On 19 March, Avecilla's Español and Padrós's Madrid faced each other in the semifinals of the Madrid Qualifying Tournament (the qualification contest for the 1904 Copa del Rey) and it ended in a dramatic 5–5 draw. Español wanted to play the replay in the next day, but Madrid refused, citing the rules of the tournament which stated that a replay could not be played less than 48 hours after the previous game. Nonetheless, Español de Madrid went to replay the match on the next day, but Madrid did not appear. The Madrid federation, whose president Ceferino Avecilla happened to be president of Español de Madrid as well, ruled in favor of Español, and they were declared winners of the match, thus eliminating the Padrós's Madrid FC from the competition. The tournament ended in further controversy when Español de Madrid was unable to participate in the final, meaning Athletic Club were declared the champions. This caused a terrible journalistic controversy between the Madrid and Bilbao press, fueled by the famous Bowden, but the Basques knew that Bowden was the pseudonym that Avecilla used when he was a sports reporter, so they paid no attention to it.

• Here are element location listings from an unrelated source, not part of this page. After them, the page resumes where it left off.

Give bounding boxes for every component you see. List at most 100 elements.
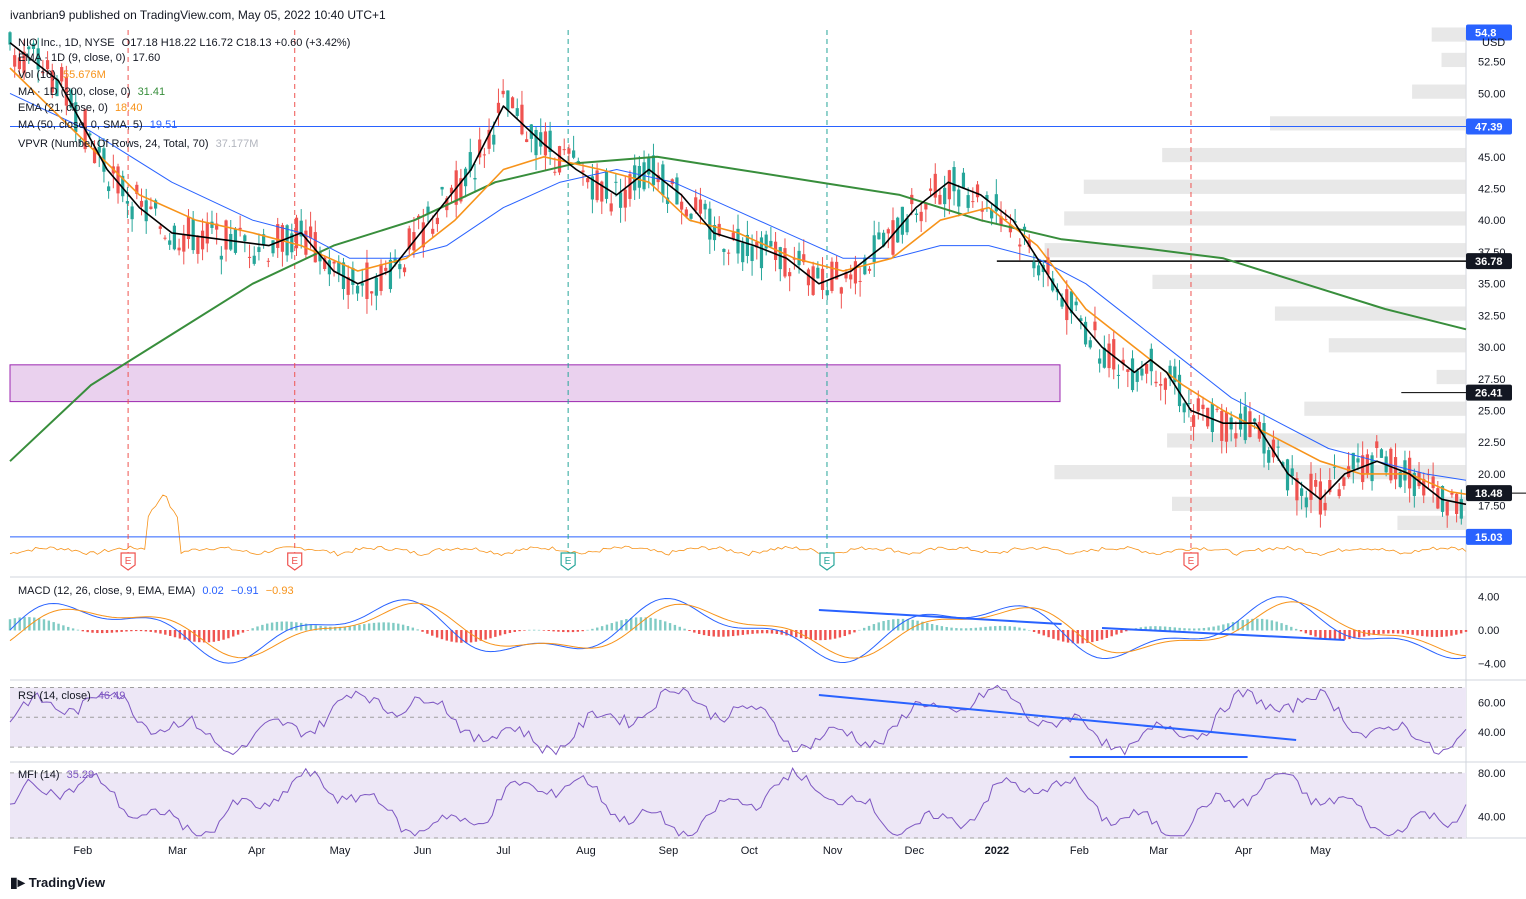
- macd-hist-bar: [1207, 627, 1210, 631]
- macd-hist-bar: [1382, 630, 1385, 634]
- macd-hist-bar: [479, 630, 482, 641]
- macd-hist-bar: [1037, 630, 1041, 634]
- macd-hist-bar: [1406, 630, 1409, 635]
- candle: [266, 260, 270, 262]
- macd-hist-bar: [469, 630, 473, 643]
- macd-hist-bar: [1256, 618, 1259, 631]
- macd-hist-bar: [634, 617, 638, 631]
- candle: [487, 129, 491, 149]
- pane-tick-label: 40.00: [1478, 811, 1506, 823]
- macd-hist-bar: [348, 626, 351, 631]
- price-label-box: [1466, 384, 1512, 401]
- legend-macd-v2: −0.91: [230, 585, 259, 597]
- candle: [849, 274, 853, 280]
- candle: [1281, 462, 1285, 467]
- footer-brand[interactable]: ▮▸ TradingView: [10, 874, 105, 891]
- macd-hist-bar: [193, 630, 196, 642]
- legend-vol[interactable]: Vol (10) 55.676M: [18, 69, 106, 82]
- candle: [1126, 369, 1130, 372]
- legend-ema9[interactable]: EMA · 1D (9, close, 0) 17.60: [18, 52, 160, 65]
- candle: [168, 240, 172, 245]
- macd-hist-bar: [1008, 626, 1011, 631]
- macd-hist-bar: [736, 630, 740, 636]
- candle: [355, 285, 360, 294]
- candle: [1177, 374, 1182, 407]
- macd-hist-bar: [528, 629, 531, 631]
- macd-hist-bar: [1411, 630, 1414, 635]
- macd-hist-bar: [431, 630, 434, 636]
- legend-macd[interactable]: MACD (12, 26, close, 9, EMA, EMA) 0.02 −…: [18, 585, 294, 598]
- price-label-box: [1466, 24, 1512, 41]
- candle: [41, 71, 45, 74]
- candle: [1036, 265, 1041, 276]
- candle: [74, 102, 78, 133]
- macd-hist-bar: [1149, 626, 1152, 631]
- macd-hist-bar: [770, 630, 774, 634]
- macd-hist-bar: [1294, 628, 1298, 631]
- support-zone: [9, 364, 1061, 403]
- price-label: 18.48: [1466, 485, 1512, 502]
- candle: [731, 232, 735, 240]
- candle: [1074, 301, 1078, 306]
- macd-hist-bar: [1290, 626, 1293, 631]
- macd-hist-bar: [814, 630, 817, 641]
- candle: [510, 97, 515, 109]
- macd-hist-bar: [829, 630, 832, 640]
- pane-tick-label: 80.00: [1478, 768, 1506, 780]
- candle: [567, 148, 571, 154]
- x-tick-label: May: [1310, 845, 1331, 857]
- legend-ohlc: O17.18 H18.22 L16.72 C18.13 +0.60 (+3.42…: [121, 37, 351, 49]
- candle: [1182, 403, 1186, 413]
- legend-ema21[interactable]: EMA (21, close, 0) 18.40: [18, 102, 142, 115]
- macd-hist-bar: [13, 618, 17, 631]
- macd-hist-bar: [416, 629, 419, 631]
- legend-ma50[interactable]: MA (50, close, 0, SMA, 5) 19.51: [18, 119, 177, 132]
- volume-line: [9, 494, 1467, 557]
- legend-mfi[interactable]: MFI (14) 35.29: [18, 769, 94, 782]
- macd-hist-bar: [508, 630, 512, 633]
- macd-hist-bar: [280, 621, 283, 631]
- macd-hist-bar: [833, 630, 837, 639]
- macd-hist-bar: [1071, 630, 1075, 644]
- candle: [45, 60, 50, 70]
- ema21-line: [9, 67, 1467, 495]
- macd-hist-bar: [945, 626, 948, 631]
- x-tick-label: Aug: [576, 845, 596, 857]
- macd-hist-bar: [290, 621, 293, 631]
- macd-hist-bar: [1100, 630, 1104, 640]
- legend-vpvr[interactable]: VPVR (Number Of Rows, 24, Total, 70) 37.…: [18, 138, 258, 151]
- macd-hist-bar: [809, 630, 812, 640]
- candle: [1238, 413, 1243, 430]
- ema9-line: [9, 42, 1467, 506]
- candle: [1145, 363, 1149, 374]
- candle: [562, 149, 566, 151]
- candle: [1121, 359, 1125, 365]
- legend-mfi-value: 35.29: [66, 769, 95, 781]
- macd-hist-bar: [1081, 630, 1084, 644]
- candle: [1140, 368, 1144, 376]
- moving-averages: [9, 42, 1467, 506]
- legend-rsi[interactable]: RSI (14, close) 46.49: [18, 690, 125, 703]
- macd-hist-bar: [484, 630, 487, 640]
- macd-hist-bar: [625, 619, 628, 631]
- pane-tick-label: −4.00: [1478, 658, 1506, 670]
- macd-hist-bar: [1212, 626, 1215, 631]
- macd-hist-bar: [964, 628, 968, 631]
- candle: [515, 108, 519, 116]
- vpvr-bar: [1431, 27, 1466, 42]
- macd-hist-bar: [232, 630, 235, 637]
- vpvr-bar: [1328, 338, 1466, 353]
- macd-hist-bar: [435, 630, 439, 638]
- legend-ma200[interactable]: MA · 1D (200, close, 0) 31.41: [18, 86, 165, 99]
- macd-hist-bar: [139, 630, 143, 632]
- legend-macd-v3: −0.93: [265, 585, 294, 597]
- x-tick-label: Jun: [414, 845, 432, 857]
- candle: [830, 261, 834, 291]
- candle: [1328, 479, 1332, 493]
- earnings-label: E: [565, 556, 572, 567]
- macd-hist-bar: [1028, 629, 1031, 631]
- macd-hist-bar: [901, 618, 905, 631]
- y-tick-label: 52.50: [1478, 57, 1506, 69]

Avecilla only lasted three months at the helm of the Madrid Federation, because the federation ceased to exist after the controversial and chaotic development of the 1904 Copa del Rey, for which all the blame was laid on him, when actually, he was the victim of a set of intrigues and snares, as the cup was boycotted by Padrós's Madrid FC to put an end to the federation, so it could be them the ones to organize the tournaments. Avecilla presented his resignation on 24 March, and although it was not accepted by the board, the federation ceased to exist five days later, on 29 March 1904. Months later Avecilla returned to send a letter of resignation, but now merely a formality because the federation had already disappeared. After the summer of 1904, Avecilla also concluded his mandate with Español de Madrid, leaving the club orphaned in its management despite being the current champion from Madrid and having the Giralt brothers. Avecilla's experience in football must have been highly unpleasant, since he abandoned sports forever to focus on his journalistic and literary activity.

==Writing career==
Avecilla is the author of the novels Los crepúsculos (1906), Rincón de humbles (1908), Margot quiere ser honrada (1922) and La amaba locamente (1925), but he found greater professional success through theater. His first play Silencio, was premiered in 1913 at the Colegio Imperial de Madrid, and before 1922 he had staged almost a dozen works, including Los camino de Roma (1917), El enemigo malo, Tupi-Palace, Su majestad and El estudiante de Salamanca.

==Later life==
His communist ideology made him have an active political activity during the republican years, to the point of being forced to take refuge twice in Paris. Avecilla was one of those responsible for the General Society of Authors and Publishers during the Spanish Civil War, after which he had to go into exile in Mexico, after having been imprisoned at the end of the Civil War. He arrived in Mexico on 22 May 1942, where he continued his active journalistic and literary career, collaborating in various magazines, in which he wrote theater and film reviews. Four years after his arrival, he premiered the play La condemned (1946), which he wrote during his time in prison.

In 1947, Avecilla won the first prize in the Theatrical and Lyrical Art Contest organized in France by the Spanish Libertarian Movement with the work Que en España empieza a amanecer. After this award, little is known about his life, and the exact date of his death is unknown. It is believed that he died in 1956.